Sunday, August 18, 2002

"another turning point, a fork stuck in the road.

time grabs you by the wrist, directs you where to do.

so make the best of this test, and don't ask why.

it's not a question, but a lesson learned in time.



it's something unpredictable, but in the end is right.

i hope you had the time of your life.



so take the photographs, and still frames in your mind.

hang it on a shelf of good health and good time.

tattoos of memories and dead skin on trial.

for what it's worth, it was worth all the while.

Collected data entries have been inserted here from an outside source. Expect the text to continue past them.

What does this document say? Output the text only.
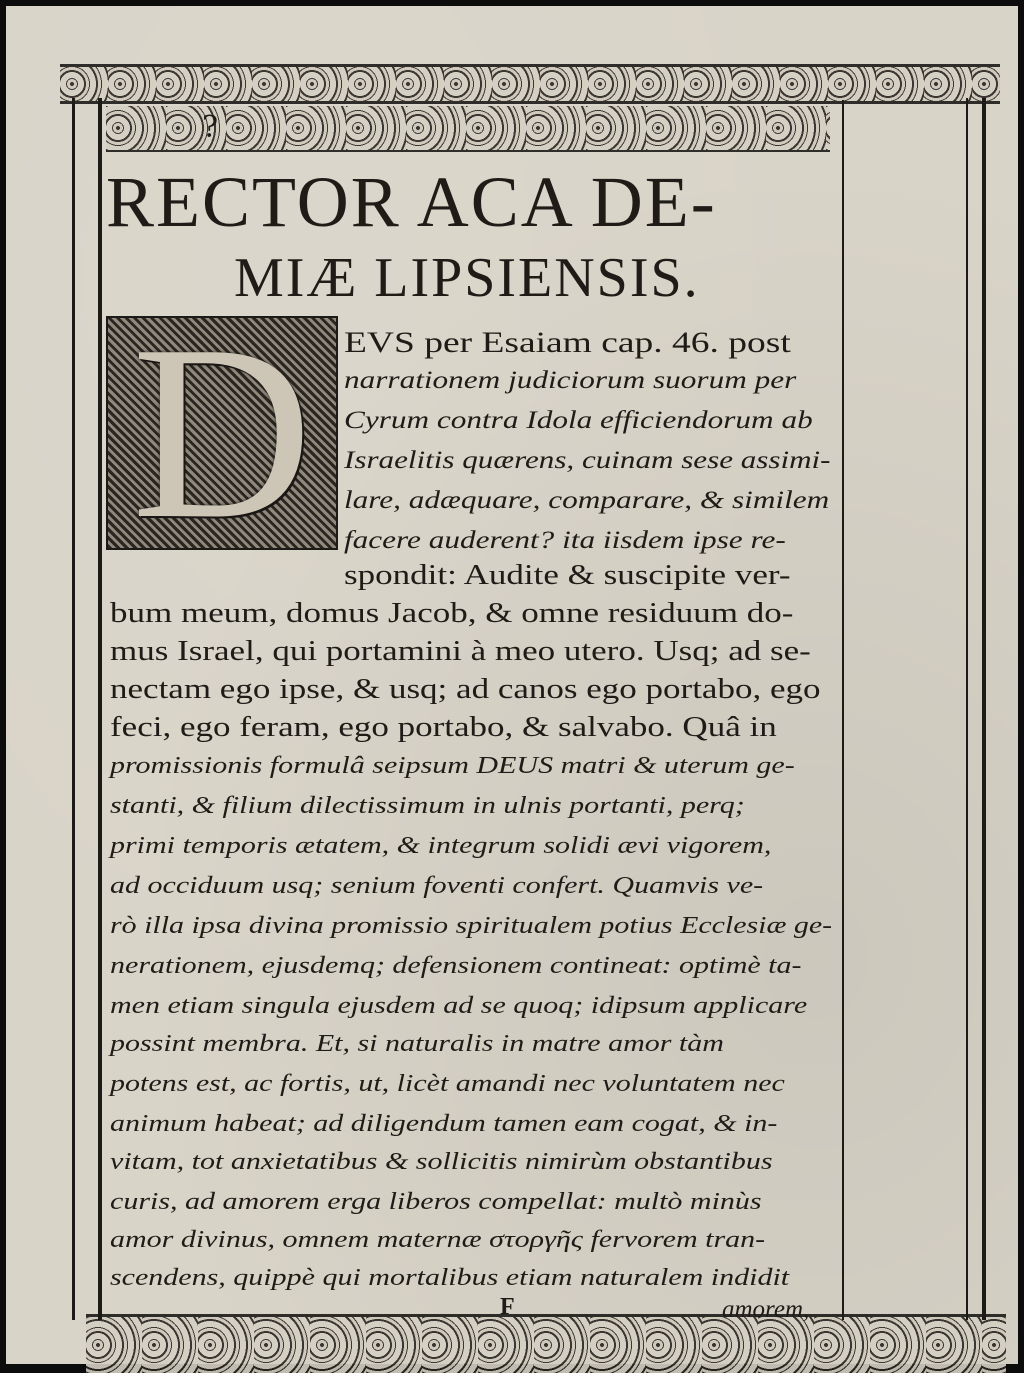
?
RECTOR ACA DE-
MIÆ LIPSIENSIS.
D	EVS per Esaiam cap. 46. post
narrationem judiciorum suorum per
Cyrum contra Idola efficiendorum ab
Israelitis quærens, cuinam sese assimi-
lare, adæquare, comparare, & similem
facere auderent? ita iisdem ipse re-
spondit: Audite & suscipite ver-
bum meum, domus Jacob, & omne residuum do-
mus Israel, qui portamini à meo utero. Usq; ad se-
nectam ego ipse, & usq; ad canos ego portabo, ego
feci, ego feram, ego portabo, & salvabo. Quâ in
promissionis formulâ seipsum DEUS matri & uterum ge-
stanti, & filium dilectissimum in ulnis portanti, perq;
primi temporis ætatem, & integrum solidi ævi vigorem,
ad occiduum usq; senium foventi confert. Quamvis ve-
rò illa ipsa divina promissio spiritualem potius Ecclesiæ ge-
nerationem, ejusdemq; defensionem contineat: optimè ta-
men etiam singula ejusdem ad se quoq; idipsum applicare
possint membra. Et, si naturalis in matre amor tàm
potens est, ac fortis, ut, licèt amandi nec voluntatem nec
animum habeat; ad diligendum tamen eam cogat, & in-
vitam, tot anxietatibus & sollicitis nimirùm obstantibus
curis, ad amorem erga liberos compellat: multò minùs
amor divinus, omnem maternæ στοργῆς fervorem tran-
scendens, quippè qui mortalibus etiam naturalem indidit
F	amorem,
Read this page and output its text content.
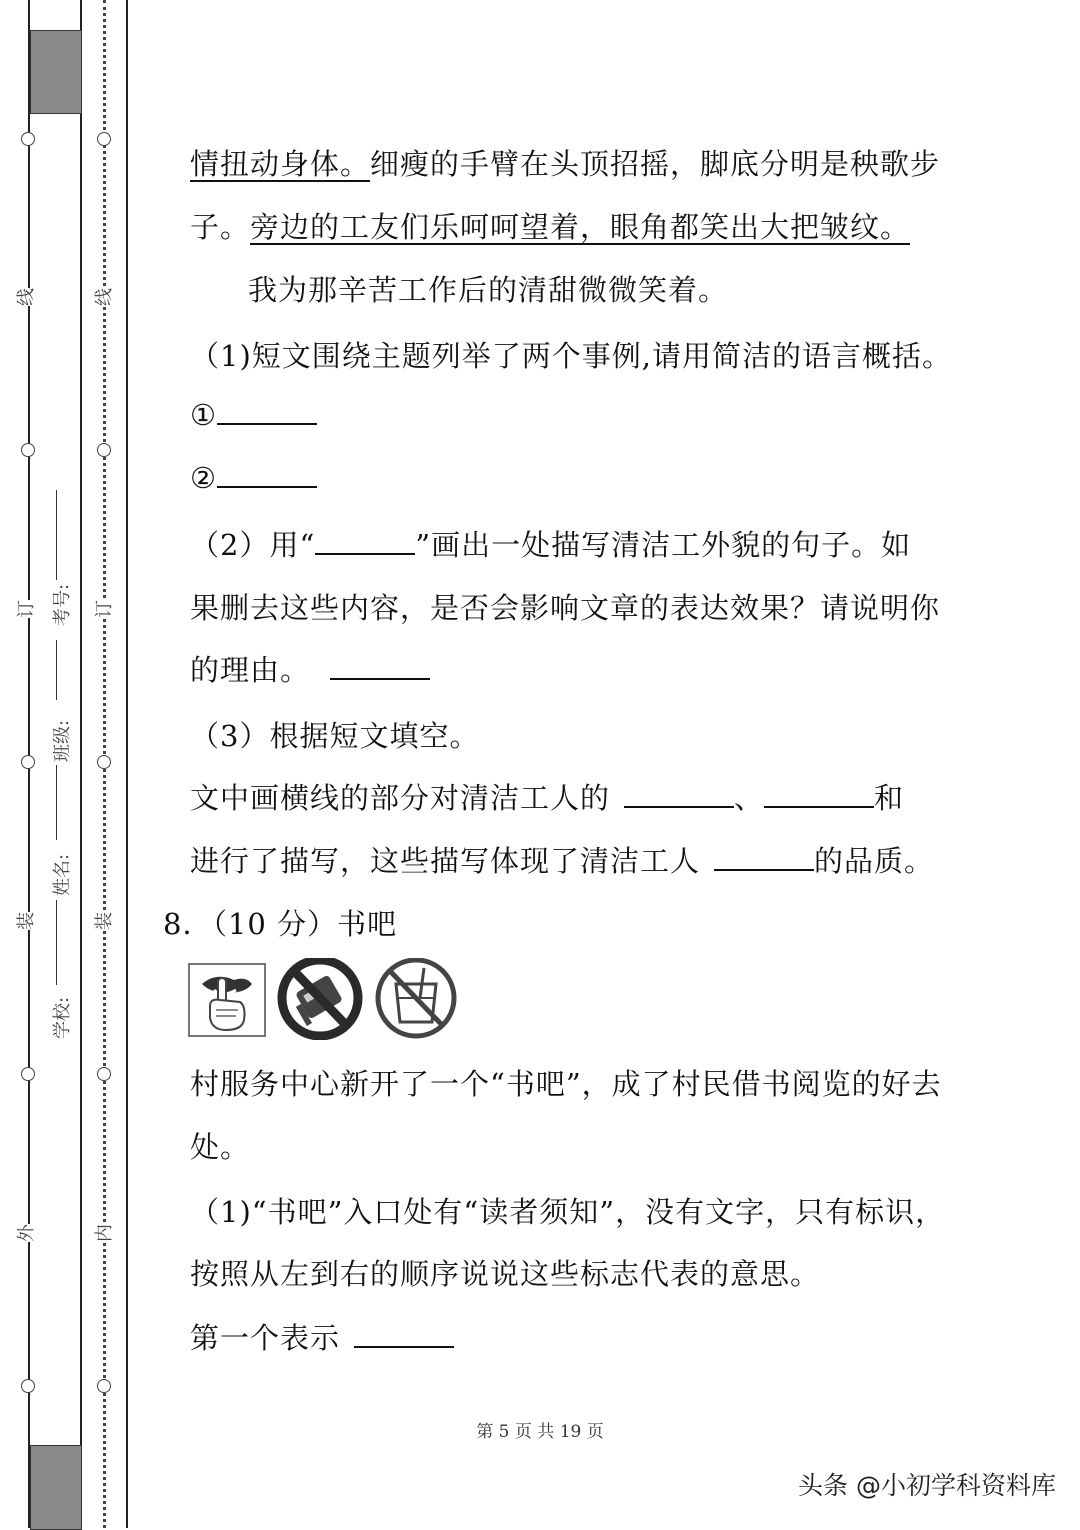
线
订
装
外
线
订
装
内
考号:
班级:
姓名:
学校:
情扭动身体。细瘦的手臂在头顶招摇，脚底分明是秧歌步
子。旁边的工友们乐呵呵望着，眼角都笑出大把皱纹。
我为那辛苦工作后的清甜微微笑着。
（1)短文围绕主题列举了两个事例,请用简洁的语言概括。
①
②
（2）用“	”画出一处描写清洁工外貌的句子。如
果删去这些内容，是否会影响文章的表达效果？请说明你
的理由。
（3）根据短文填空。
文中画横线的部分对清洁工人的	、	和
进行了描写，这些描写体现了清洁工人	的品质。
8．（10 分）书吧
村服务中心新开了一个“书吧”，成了村民借书阅览的好去
处。
（1)“书吧”入口处有“读者须知”，没有文字，只有标识，
按照从左到右的顺序说说这些标志代表的意思。
第一个表示
第 5 页 共 19 页
头条 @小初学科资料库
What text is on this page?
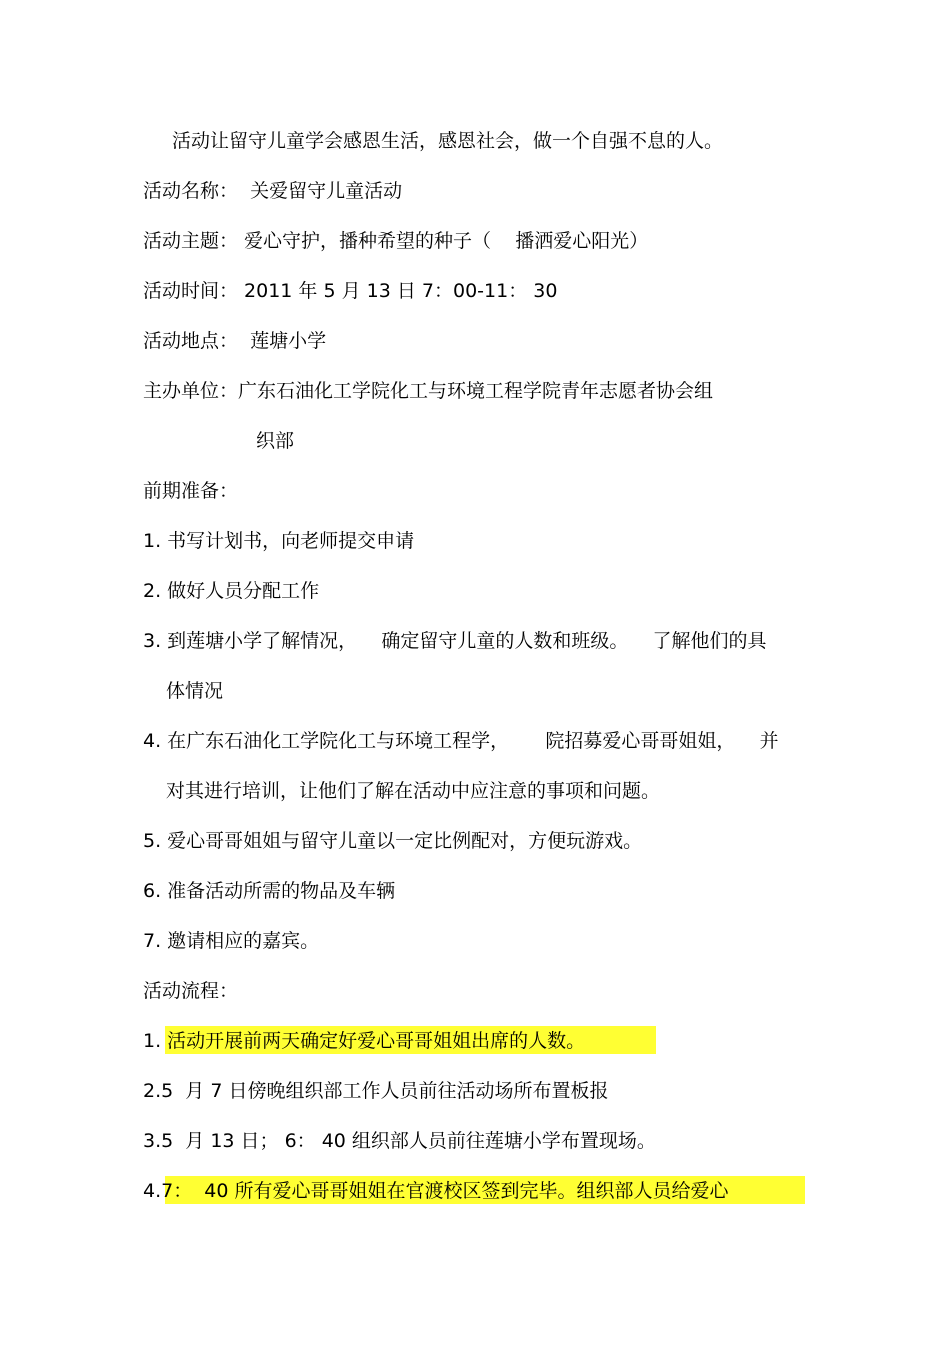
活动让留守儿童学会感恩生活，感恩社会，做一个自强不息的人。
活动名称：  关爱留守儿童活动
活动主题： 爱心守护，播种希望的种子（    播洒爱心阳光）
活动时间： 2011 年 5 月 13 日 7：00-11： 30
活动地点：  莲塘小学
主办单位：广东石油化工学院化工与环境工程学院青年志愿者协会组
织部
前期准备：
1. 书写计划书，向老师提交申请
2. 做好人员分配工作
3. 到莲塘小学了解情况，    确定留守儿童的人数和班级。    了解他们的具
体情况
4. 在广东石油化工学院化工与环境工程学，      院招募爱心哥哥姐姐，    并
对其进行培训，让他们了解在活动中应注意的事项和问题。
5. 爱心哥哥姐姐与留守儿童以一定比例配对，方便玩游戏。
6. 准备活动所需的物品及车辆
7. 邀请相应的嘉宾。
活动流程：
1. 活动开展前两天确定好爱心哥哥姐姐出席的人数。
2.5  月 7 日傍晚组织部工作人员前往活动场所布置板报
3.5  月 13 日； 6： 40 组织部人员前往莲塘小学布置现场。
4.7：  40 所有爱心哥哥姐姐在官渡校区签到完毕。组织部人员给爱心
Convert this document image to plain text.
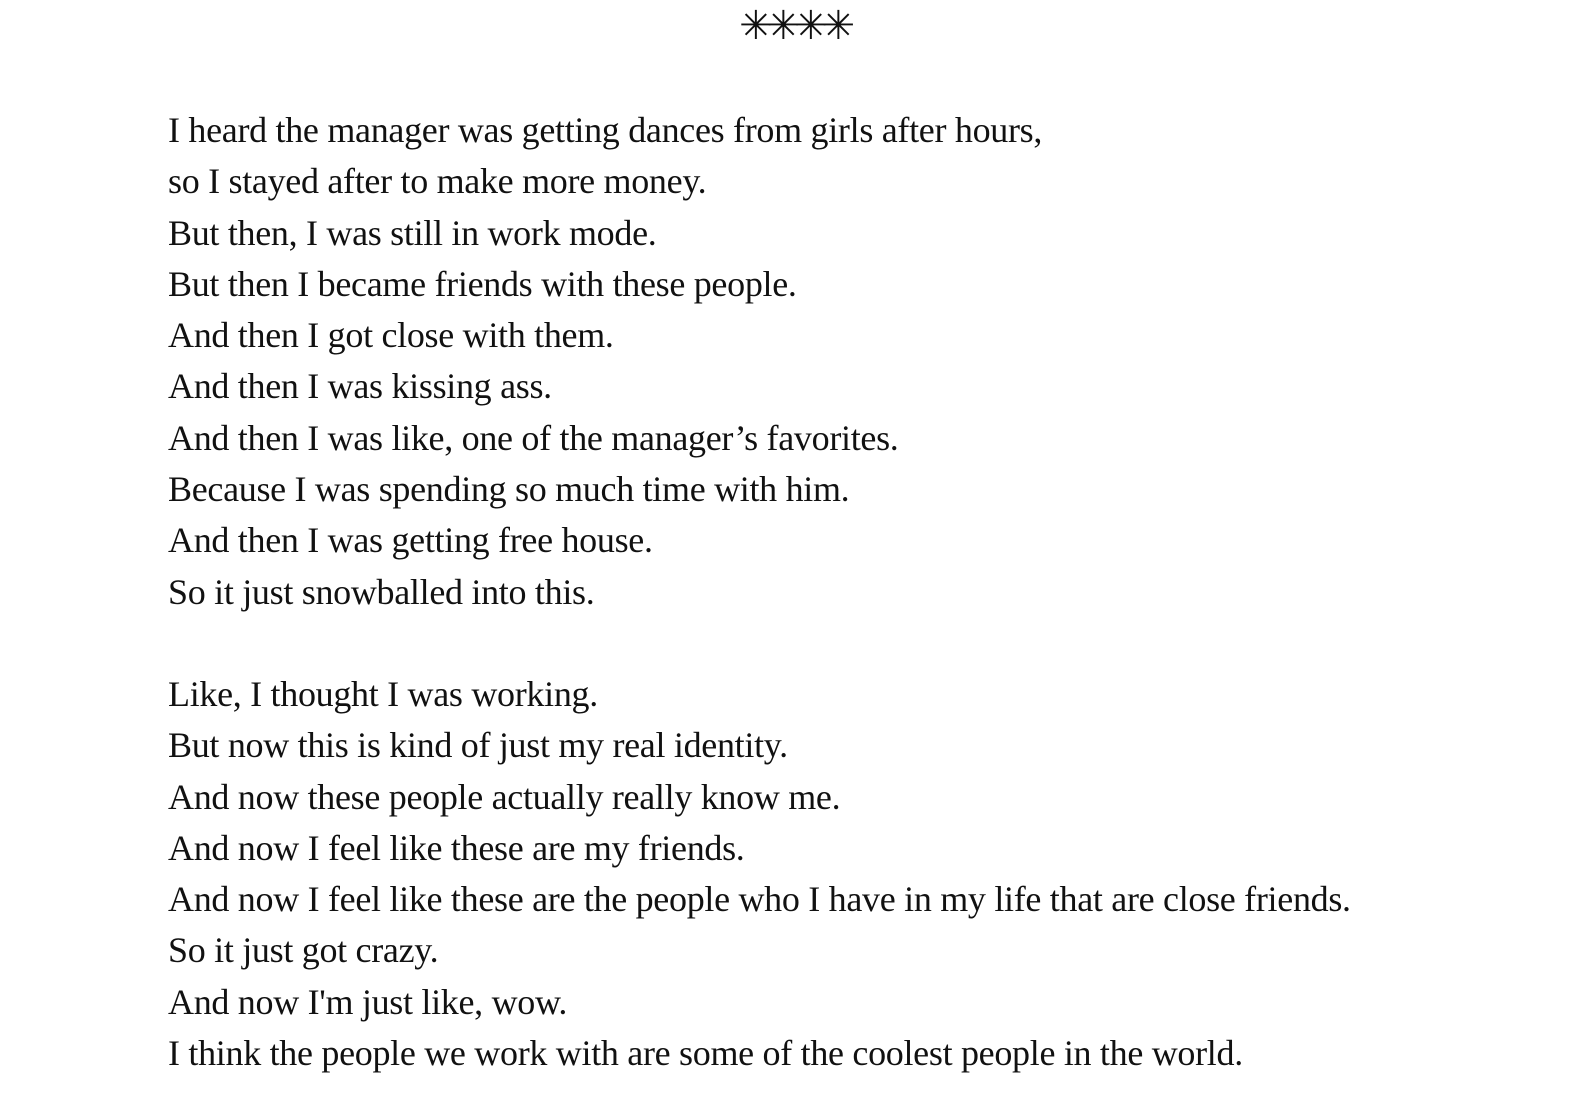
✳✳✳✳
I heard the manager was getting dances from girls after hours,
so I stayed after to make more money.
But then, I was still in work mode.
But then I became friends with these people.
And then I got close with them.
And then I was kissing ass.
And then I was like, one of the manager’s favorites.
Because I was spending so much time with him.
And then I was getting free house.
So it just snowballed into this.
Like, I thought I was working.
But now this is kind of just my real identity.
And now these people actually really know me.
And now I feel like these are my friends.
And now I feel like these are the people who I have in my life that are close friends.
So it just got crazy.
And now I'm just like, wow.
I think the people we work with are some of the coolest people in the world.
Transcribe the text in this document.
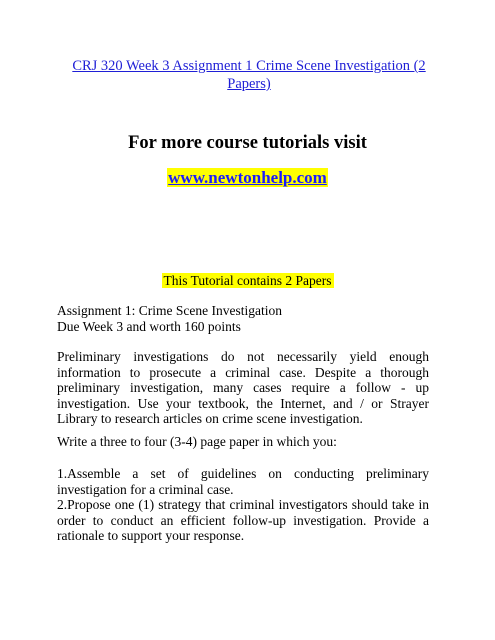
CRJ 320 Week 3 Assignment 1 Crime Scene Investigation (2 Papers)
For more course tutorials visit
www.newtonhelp.com
This Tutorial contains 2 Papers

Assignment 1: Crime Scene Investigation

Due Week 3 and worth 160 points

Preliminary investigations do not necessarily yield enough information to prosecute a criminal case. Despite a thorough preliminary investigation, many cases require a follow - up investigation. Use your textbook, the Internet, and / or Strayer Library to research articles on crime scene investigation.
Write a three to four (3-4) page paper in which you:

1.Assemble a set of guidelines on conducting preliminary investigation for a criminal case.

2.Propose one (1) strategy that criminal investigators should take in order to conduct an efficient follow-up investigation. Provide a rationale to support your response.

i hope you had the time of your life."

-green day, good riddance (time of your life)-



it seems like everyone's confused these days. and rightly so. the twenties were meant to be confusing. it occured to me however, that it never really gets much better. victor had a quote pinned on his computer, "this is the worst day of the rest of your life." that's probably supposed to mean that it only gets better, but apply that quote to every day and every day then becomes the worst day of your life. at what point will we actually be happy and content and settled? right now, it's all about securing jobs, friends, families, futures. but that's never really going to change for the next fifty years or so. will we be happier when we're older and saddled with families and children and success? perhaps we'll have achieved goals, but the same worry themes will invade our thoughts. to achieve happiness based on exterior things is entirely impossible. (even though money is happiness in 90% of all cases) sure, exterior things will make life bob up or down, but at the very core of it, you can still be happy in the worst of circumstances. or terribly upset in the best of circumstances.



i'm confused by the unforgiving push of life. to achieve the life goals that are handed down every five birthdays. when does it end? at 60 and retirement and grandchildren? are we working so hard (well, are you working so hard. i don't work.) just so we can produce another generation? i fail to see how thirty will be happier than twenty. if anything, right now we have the open expanses of life before us. sure, everything is in flux but there's an excitement to it. at thirty, we'll be asked to hold up the world, and the weight will be only that much more crushing. so i understand all this. but why does the road ahead seem to get narrower with each glance?